Milence – Commercial Vehicle Charging Europe B.V.
- Type: Besloten vennootschap
- Industry: EV charging network for heavy-duty vehicles
- Founded: July 8, 2022; 4 years ago
- Headquarters: Amsterdam, Netherlands
- Area served: Europe
- Key people: Anja van Niersen (CEO)
- Owner: Joint venture between Daimler Truck, Traton Group (Volkswagen) and Volvo Group
- Website: www.milence.com

= Milence =

Operator of electric truck charging stations in Europe

Milence (Company name: Commercial Vehicle Charging Europe B.V.) is a European electric vehicle (EV) charging network operator focused on battery-electric heavy-duty vehicles (trucks and coaches). It was founded in 2022 as a joint venture by Daimler Truck, the Traton Group (a subsidiary of the Volkswagen Group), and the Volvo Group to build and operate publicly accessible high-power charging hubs along major freight corridors and logistics routes in Europe (for example TEN-T).

== History ==
The joint venture was founded as Commercial Vehicle Charging Europe B.V. on 8 July 2022 with an initial investment of 500 million EUR.
The three founding companies of the joint venture are Daimler Truck, the Traton Group (Volkswagen Group's heavy vehicle subsidiary), and the Volvo Group.
They each own one third of the company.
The headquarters of Milence is in Amsterdam, Netherlands and the CEO is Anja van Niersen.

On 6 December 2022, the joint venture began operating under the brand name Milence.
The company plans to install and operate at least 1,700 charging points across Europe.
The initial focus is on building and operating charging locations in the Netherlands, Germany, France, Belgium, Spain, Italy, Norway, and Sweden.

Milence opened its first charging hub on 7 December 2023 in Venlo, Netherlands, with phase one consisting of two CCS chargers rated up to 400 kW serving four charging bays.
In February 2025, Milence secured over 111.5 million EUR in grants from the European Union's Alternative Fuels Infrastructure Facility (AFIF).
In November 2025, Milence stated that it operated 30 public charging hubs across eight European countries.

== Business model ==
Milence's business model focuses on being a Charge Point Operator (CPO) for electric heavy-duty vehicles.
The company builds, owns, and operates public charging hubs where electric trucks and buses can recharge, and it generates revenue primarily from the sale of electricity for vehicle charging.

A key element of Milence's business model is that its charging network is brand-agnostic and open-access: Chargers are available to any electric truck, regardless of manufacturer or brand.
It targets both large fleet operators and independent truck owners. Milence also works via electric mobility service providers such as Paua who provide access in the UK.

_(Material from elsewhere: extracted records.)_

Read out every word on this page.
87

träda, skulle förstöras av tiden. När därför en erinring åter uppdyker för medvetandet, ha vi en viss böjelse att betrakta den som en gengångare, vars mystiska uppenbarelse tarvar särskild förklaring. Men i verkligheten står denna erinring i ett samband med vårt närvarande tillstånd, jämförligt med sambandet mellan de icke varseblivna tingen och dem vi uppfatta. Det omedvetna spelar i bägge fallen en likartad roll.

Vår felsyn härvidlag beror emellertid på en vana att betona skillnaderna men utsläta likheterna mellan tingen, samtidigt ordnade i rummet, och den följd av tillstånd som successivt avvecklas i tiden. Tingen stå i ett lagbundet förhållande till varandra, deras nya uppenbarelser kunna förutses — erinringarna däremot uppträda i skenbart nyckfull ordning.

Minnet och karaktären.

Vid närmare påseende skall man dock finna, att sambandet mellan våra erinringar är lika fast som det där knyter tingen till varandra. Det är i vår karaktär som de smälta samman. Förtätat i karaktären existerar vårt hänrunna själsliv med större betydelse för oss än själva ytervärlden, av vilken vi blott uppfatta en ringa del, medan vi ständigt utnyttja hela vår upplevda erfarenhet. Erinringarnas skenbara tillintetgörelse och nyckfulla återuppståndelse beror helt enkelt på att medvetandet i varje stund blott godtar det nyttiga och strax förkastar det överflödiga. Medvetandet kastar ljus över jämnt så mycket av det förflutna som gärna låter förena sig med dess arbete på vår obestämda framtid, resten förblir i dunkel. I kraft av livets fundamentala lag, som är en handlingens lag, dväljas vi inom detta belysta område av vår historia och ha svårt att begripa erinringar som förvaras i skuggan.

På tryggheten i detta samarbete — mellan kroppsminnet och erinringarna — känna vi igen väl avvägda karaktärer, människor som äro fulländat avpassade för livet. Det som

== Charging infrastructure and technology ==
Milence follows a corridor-first strategy by building charging hubs along Europe's busiest freight routes (including TEN-T corridors) and at logistics hubs such as ports and distribution centers.

Milence's charging hubs are purpose-built for heavy vehicles, meaning they have the physical layout to accommodate large trucks, for example sufficient space for turning and extra-long parking/charging bays so that trucks do not have to uncouple their semi-trailer.
All Milence sites aim to feature basic amenities such as clean restrooms and showers, proper lighting and security (fencing, CCTV cameras, controlled access), and often lounges or break areas for drivers.
Some larger hubs provide vending machines for snacks and drinks.

Milence charging hubs typically feature multiple Combined Charging System (CCS) connectors supplying up to 400 kW of power each.
A 400 kW DC charger can charge a large truck battery with a capacity of 600 to 700 kWh to a state of charge of 80 to 100% in about 1 to 2 hours.

A core part of Milence's technology roadmap is the Megawatt Charging System (MCS), a new standard for very high-power charging.
MCS will typically charge at around 1 to 1.5 MW (1,000 to 1,500 kW).
Milence states that MCS enables typical long-haul trucks to recharge within a 30 to 45 minute rest break once compatible vehicles are in service.
In 2024, Milence and supplier Power Electronics validated an MCS prototype delivering about 1.1 MW.
In February 2025, Milence deployed an MCS charger providing up to 1,440 kW at the Port of Antwerp, Belgium.

As of 2026, Milence has 34 hubs across Europe. In May of 2026 secured €120 million in financing.